Friday, May 1, 2015

THEME DAY--REVOLUTION--


No, it wasn't shredded wheat that was revolutionary, but I am speaking of the Electrical Revolution.

Just finished a great book entitled Empires of Light: Tesla, Edison, and Westinghouse--the race to electrify the world.  A real page-turner, or rather a button-pusher, since I have it on my Kindle.

This book prompted me to read a biography of Nikola Tesla by John O'Neill, which is just as good.

Nikola Tesla was responsible for getting the Niagara Falls electrical dynamos up and running.  Niagara Falls make me think of one of my favorite cereals, shredded wheat, and its factory is in Niagara Falls. It's the photo on the box pictured that I remember from my childhood.

And the lightbulb pictured is manufactured by a company called Niagara.

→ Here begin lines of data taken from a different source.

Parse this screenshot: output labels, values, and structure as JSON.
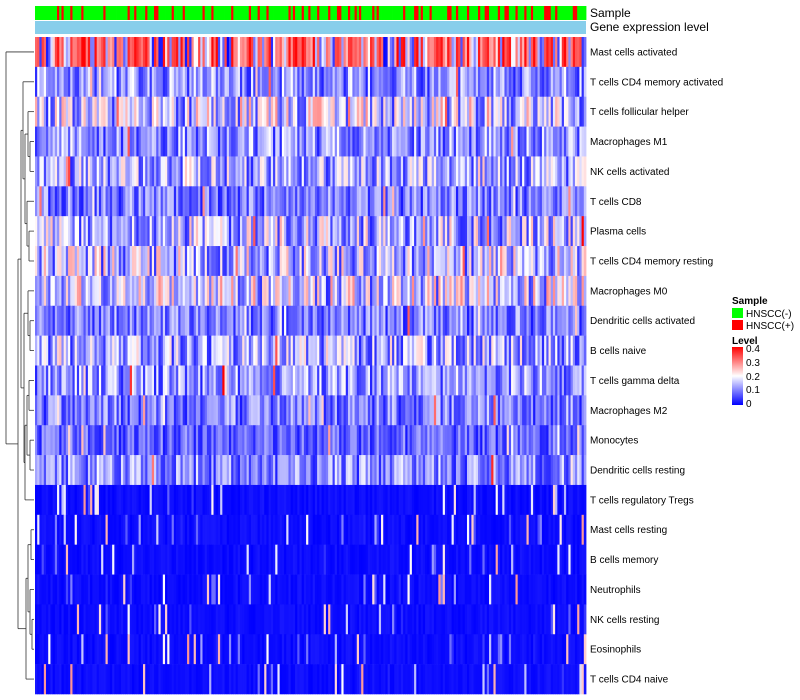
{
  "chart_data": {
    "type": "heatmap",
    "title": "",
    "annotation_tracks": [
      "Sample",
      "Gene expression level"
    ],
    "rows": [
      "Mast cells activated",
      "T cells CD4 memory activated",
      "T cells follicular helper",
      "Macrophages M1",
      "NK cells activated",
      "T cells CD8",
      "Plasma cells",
      "T cells CD4 memory resting",
      "Macrophages M0",
      "Dendritic cells activated",
      "B cells naive",
      "T cells gamma delta",
      "Macrophages M2",
      "Monocytes",
      "Dendritic cells resting",
      "T cells regulatory  Tregs",
      "Mast cells resting",
      "B cells memory",
      "Neutrophils",
      "NK cells resting",
      "Eosinophils",
      "T cells CD4 naive"
    ],
    "row_mean_level": [
      0.33,
      0.12,
      0.17,
      0.12,
      0.14,
      0.1,
      0.15,
      0.16,
      0.17,
      0.1,
      0.14,
      0.12,
      0.1,
      0.08,
      0.11,
      0.04,
      0.03,
      0.03,
      0.03,
      0.02,
      0.02,
      0.03
    ],
    "n_samples": 250,
    "sample_group_counts": {
      "HNSCC(-)": 195,
      "HNSCC(+)": 55
    },
    "legend": {
      "sample": {
        "title": "Sample",
        "items": [
          {
            "label": "HNSCC(-)",
            "color": "#00ff00"
          },
          {
            "label": "HNSCC(+)",
            "color": "#ff0000"
          }
        ]
      },
      "level": {
        "title": "Level",
        "ticks": [
          "0.4",
          "0.3",
          "0.2",
          "0.1",
          "0"
        ],
        "tick_values": [
          0.4,
          0.3,
          0.2,
          0.1,
          0
        ],
        "range": [
          0,
          0.42
        ],
        "colors": [
          "#0000ff",
          "#ffffff",
          "#ff0000"
        ]
      }
    },
    "colors": {
      "annotation_level_bar": "#87ceeb",
      "low": "#0000ff",
      "mid": "#ffffff",
      "high": "#ff0000"
    }
  }
}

See more revolutionary photos on Theme day site.

12 comments:

William Kendall said...

Tesla's a fascinating figure in history... very enigmatic. Great composition in the shot!

Denton Harryman said...

I had not thought but maybe the Tesla electric automobile is named after Nikola Tesla ... wish I could afford the car,

Jim said...

Good one.

paul said...

Interesting stream of consciousness! Great for the theme.

Kate said...

Actually you have several REVOLUTIONS in this photo: packaging and merchandising, diet, and energy to name a few!

Luis Gomez said...

Great!

Alexa said...

What Paul said . . . but did you really like Shredded Wheat when you were a kid? (I thought it tasted like the bottom of the hamster cage. Still do, actually.)

Julie said...

I love how you leap from topic to topic dragging us along behind you, Bibi. I had not thought of even the revolution i light bulbs, that alone all the rest.

Bob Crowe said...

You are the only one of us I've seen so far who considered an intellectual or industrial revolution. Almost as clever as Tesla.

Gaelyn said...

You tied that together exceedingly well.

LOLfromPasa said...

Most interesting!

Jack said...

What? You decided to read a book about Edison, Tesla and Westinghouse and the development of widespread electricity and lighting? I am amazed and impressed. (I also read it, but I spent most of my career in the electric utility industry and thought I was one of just five people to read the book.)